There’s also a very strange moment when the doctor is caressing Clay’s face and describing his facial features and what they say about him according to ancient pseudo-sciences she’s studied. But she’s describing a thin nose, thin lips, white guy features that he doesn’t have. And he gives her an “aw schucks” smile. Maybe it’s a way of attacking Eurocentric standards of beauty and nobility, showing that Haysbert’s face actually fits these meanings, but not these descriptions. But I’m not sure what that would have to do with the rest of the movie.

I suppose I should’ve watched the commentary track, because I honestly have no idea what to make of this stuff, or what they intended. But I also don’t think it detracts from anything not to know. It’s not a huge amount of suspension of disbelief to ask. It’s pretty simple. And it does help with the storytelling in certain ways. We never question which brother is which, for example. There’s no chance of a switcheroo where maybe we think it’s Clay thinking he’s Vincent but actually it is Vincent, or whatever. This is definitely our guy, the good one.

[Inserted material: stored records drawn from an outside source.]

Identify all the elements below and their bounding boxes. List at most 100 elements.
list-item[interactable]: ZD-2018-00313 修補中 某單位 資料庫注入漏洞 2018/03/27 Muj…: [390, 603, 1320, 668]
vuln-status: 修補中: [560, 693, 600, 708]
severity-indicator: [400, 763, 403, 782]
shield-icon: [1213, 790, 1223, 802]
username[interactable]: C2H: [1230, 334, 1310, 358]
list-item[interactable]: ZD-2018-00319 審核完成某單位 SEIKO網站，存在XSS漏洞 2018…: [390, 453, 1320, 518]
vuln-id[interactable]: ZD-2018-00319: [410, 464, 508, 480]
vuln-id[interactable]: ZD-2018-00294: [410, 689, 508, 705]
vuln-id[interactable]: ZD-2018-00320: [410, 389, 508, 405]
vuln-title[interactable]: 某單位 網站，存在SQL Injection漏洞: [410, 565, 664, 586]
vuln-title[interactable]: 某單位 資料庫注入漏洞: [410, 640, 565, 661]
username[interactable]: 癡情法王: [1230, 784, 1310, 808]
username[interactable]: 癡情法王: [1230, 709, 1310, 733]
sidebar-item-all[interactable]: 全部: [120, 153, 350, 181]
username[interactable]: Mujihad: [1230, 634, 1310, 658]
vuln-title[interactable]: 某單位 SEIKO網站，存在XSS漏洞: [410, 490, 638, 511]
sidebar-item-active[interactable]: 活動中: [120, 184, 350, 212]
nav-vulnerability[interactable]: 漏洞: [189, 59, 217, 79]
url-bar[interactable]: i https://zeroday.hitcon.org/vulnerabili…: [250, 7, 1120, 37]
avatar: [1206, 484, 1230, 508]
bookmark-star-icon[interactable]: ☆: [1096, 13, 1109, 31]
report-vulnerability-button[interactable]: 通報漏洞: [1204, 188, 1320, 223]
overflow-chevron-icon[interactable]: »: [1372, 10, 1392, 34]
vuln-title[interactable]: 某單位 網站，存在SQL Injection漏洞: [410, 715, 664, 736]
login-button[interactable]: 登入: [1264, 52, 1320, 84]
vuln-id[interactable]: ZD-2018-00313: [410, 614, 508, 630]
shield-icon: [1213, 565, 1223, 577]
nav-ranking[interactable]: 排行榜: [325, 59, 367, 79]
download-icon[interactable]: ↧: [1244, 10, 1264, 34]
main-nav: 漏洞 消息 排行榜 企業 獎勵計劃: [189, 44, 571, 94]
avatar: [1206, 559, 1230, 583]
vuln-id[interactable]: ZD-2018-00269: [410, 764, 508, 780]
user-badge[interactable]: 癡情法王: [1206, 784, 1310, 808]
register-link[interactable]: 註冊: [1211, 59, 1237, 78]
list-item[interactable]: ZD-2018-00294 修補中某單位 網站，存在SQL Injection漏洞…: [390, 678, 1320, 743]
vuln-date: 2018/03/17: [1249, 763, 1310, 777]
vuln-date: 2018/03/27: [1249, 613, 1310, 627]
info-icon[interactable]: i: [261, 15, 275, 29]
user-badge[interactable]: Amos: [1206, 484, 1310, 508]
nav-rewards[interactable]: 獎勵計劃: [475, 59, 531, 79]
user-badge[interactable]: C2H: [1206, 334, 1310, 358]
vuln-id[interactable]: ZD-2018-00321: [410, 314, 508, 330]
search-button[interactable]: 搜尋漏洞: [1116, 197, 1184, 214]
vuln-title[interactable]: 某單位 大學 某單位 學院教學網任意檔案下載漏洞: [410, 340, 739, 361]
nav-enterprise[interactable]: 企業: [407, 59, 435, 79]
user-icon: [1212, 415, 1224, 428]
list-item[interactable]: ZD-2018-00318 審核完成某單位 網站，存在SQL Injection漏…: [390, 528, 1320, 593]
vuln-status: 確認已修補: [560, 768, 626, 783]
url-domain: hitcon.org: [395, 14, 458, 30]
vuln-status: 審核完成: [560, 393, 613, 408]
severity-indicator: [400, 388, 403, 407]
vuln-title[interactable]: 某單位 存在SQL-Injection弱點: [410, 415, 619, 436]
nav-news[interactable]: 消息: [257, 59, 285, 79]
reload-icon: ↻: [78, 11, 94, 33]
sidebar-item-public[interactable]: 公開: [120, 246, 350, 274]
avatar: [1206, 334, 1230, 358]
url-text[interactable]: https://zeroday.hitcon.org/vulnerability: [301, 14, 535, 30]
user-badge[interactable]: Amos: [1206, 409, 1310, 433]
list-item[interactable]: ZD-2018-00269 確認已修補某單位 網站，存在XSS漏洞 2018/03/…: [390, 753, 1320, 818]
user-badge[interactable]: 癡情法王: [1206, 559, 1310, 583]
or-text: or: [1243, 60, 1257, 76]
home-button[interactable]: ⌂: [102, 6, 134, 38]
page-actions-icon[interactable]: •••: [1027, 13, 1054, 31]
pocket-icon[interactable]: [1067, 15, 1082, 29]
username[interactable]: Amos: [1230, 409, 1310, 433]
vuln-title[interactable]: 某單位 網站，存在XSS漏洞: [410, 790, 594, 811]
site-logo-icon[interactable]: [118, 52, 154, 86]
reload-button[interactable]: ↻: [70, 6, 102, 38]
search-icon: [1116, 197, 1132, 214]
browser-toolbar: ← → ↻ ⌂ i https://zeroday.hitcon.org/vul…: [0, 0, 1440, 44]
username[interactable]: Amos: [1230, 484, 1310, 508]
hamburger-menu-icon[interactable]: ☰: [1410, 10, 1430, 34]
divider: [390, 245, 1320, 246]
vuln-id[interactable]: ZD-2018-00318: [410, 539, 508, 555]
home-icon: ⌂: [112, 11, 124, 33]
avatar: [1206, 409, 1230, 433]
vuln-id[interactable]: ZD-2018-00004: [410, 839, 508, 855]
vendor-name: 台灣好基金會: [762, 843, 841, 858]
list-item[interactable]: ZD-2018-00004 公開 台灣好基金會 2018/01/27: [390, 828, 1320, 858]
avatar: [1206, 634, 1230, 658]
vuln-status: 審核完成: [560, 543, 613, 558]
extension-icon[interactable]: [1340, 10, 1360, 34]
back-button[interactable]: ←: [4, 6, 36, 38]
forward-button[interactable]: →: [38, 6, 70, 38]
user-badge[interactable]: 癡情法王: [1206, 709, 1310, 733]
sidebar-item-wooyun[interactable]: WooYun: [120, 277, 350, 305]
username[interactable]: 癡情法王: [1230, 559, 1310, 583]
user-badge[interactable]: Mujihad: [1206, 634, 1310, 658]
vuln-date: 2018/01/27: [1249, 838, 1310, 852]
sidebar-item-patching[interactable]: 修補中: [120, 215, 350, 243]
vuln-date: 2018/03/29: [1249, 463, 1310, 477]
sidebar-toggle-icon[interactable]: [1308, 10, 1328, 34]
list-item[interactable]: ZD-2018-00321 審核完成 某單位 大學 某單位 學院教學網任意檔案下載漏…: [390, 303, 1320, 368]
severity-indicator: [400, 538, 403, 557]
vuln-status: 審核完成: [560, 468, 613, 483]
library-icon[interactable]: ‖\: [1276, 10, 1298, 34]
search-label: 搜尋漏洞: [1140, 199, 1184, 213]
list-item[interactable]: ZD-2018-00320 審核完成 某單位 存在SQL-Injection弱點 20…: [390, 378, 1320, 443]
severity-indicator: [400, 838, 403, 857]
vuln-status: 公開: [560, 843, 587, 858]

SUTURE is the feature debut of Scott McGehee and David Siegel, who are not brothers or lookalikes, and have since done THE DEEP END, BEE SEASON, UNCERTAINTY and WHAT MAISIE KNEW. After seeing a rough cut of it, Steven Soderbergh became executive producer and helped them find completion funds. Something about it does remind me of his early work. Somehow Shimono’s narration (which reminded me of Rod Serling at first, but ends up making more sense once you know which character is speaking) has a slight SCHIZOPOLIS flavor, I think. And I suppose the unusual Phoenix setting reminds me of SEX LIES AND VIDEOTAPE taking place in Baton Rouge, but these guys aren’t from Phoenix, they intentionally chose to set it there because of how it looked. Good idea. Good effort. Worth seeing.

This entry was posted on Thursday, March 29th, 2018 at 11:54 am and is filed under Reviews, Thriller. You can follow any responses to this entry through the RSS 2.0 feed. You can skip to the end and leave a response. Pinging is currently not allowed.

4 Responses to “Suture”

  1. This is a movie I have seen a lot yet I have never seen it from beginning to end, if that makes sense.

  2. This came out while I was working at the local art theater, and it’s what I used to call a “different” movie–a fairly straightforward film that would include intentional odd and/or arty elements–thus causing the senior citizens emerging from the theater to declare “Well, that was… different…”

    My Own Private Idaho also comes to mind. That one was very different.

  3. J. Effingham Bellweather

    March 30th, 2018 at 12:08 am

    This is one of my favorite unknown films and I recommend it to people as often as I can, usually while advising them to please not do any research on it beforehand or even read the back of the DVD case. I’m glad you saw it.

  4. Saw this back in the indie heyday, when I would rent every movie mentioned in FILM THREAT that I could find. The article covering this movie was the first and only time I heard of this film until now.

    A few years back, I looked it up to see what the director(s) were up to, and was really glad they were still at it. But my jaw hit the floor when I saw it was Haysbert as the main guy! The guy…from all those movies, and those Allstate commercials…was the lead in that weird movie where they cast a black guy and a white guy to play twins so you could tell them apart!

    My memory of this is pretty blank. Just remember certian images and how cool the B&W photgraphy looked. I do remember really liking it.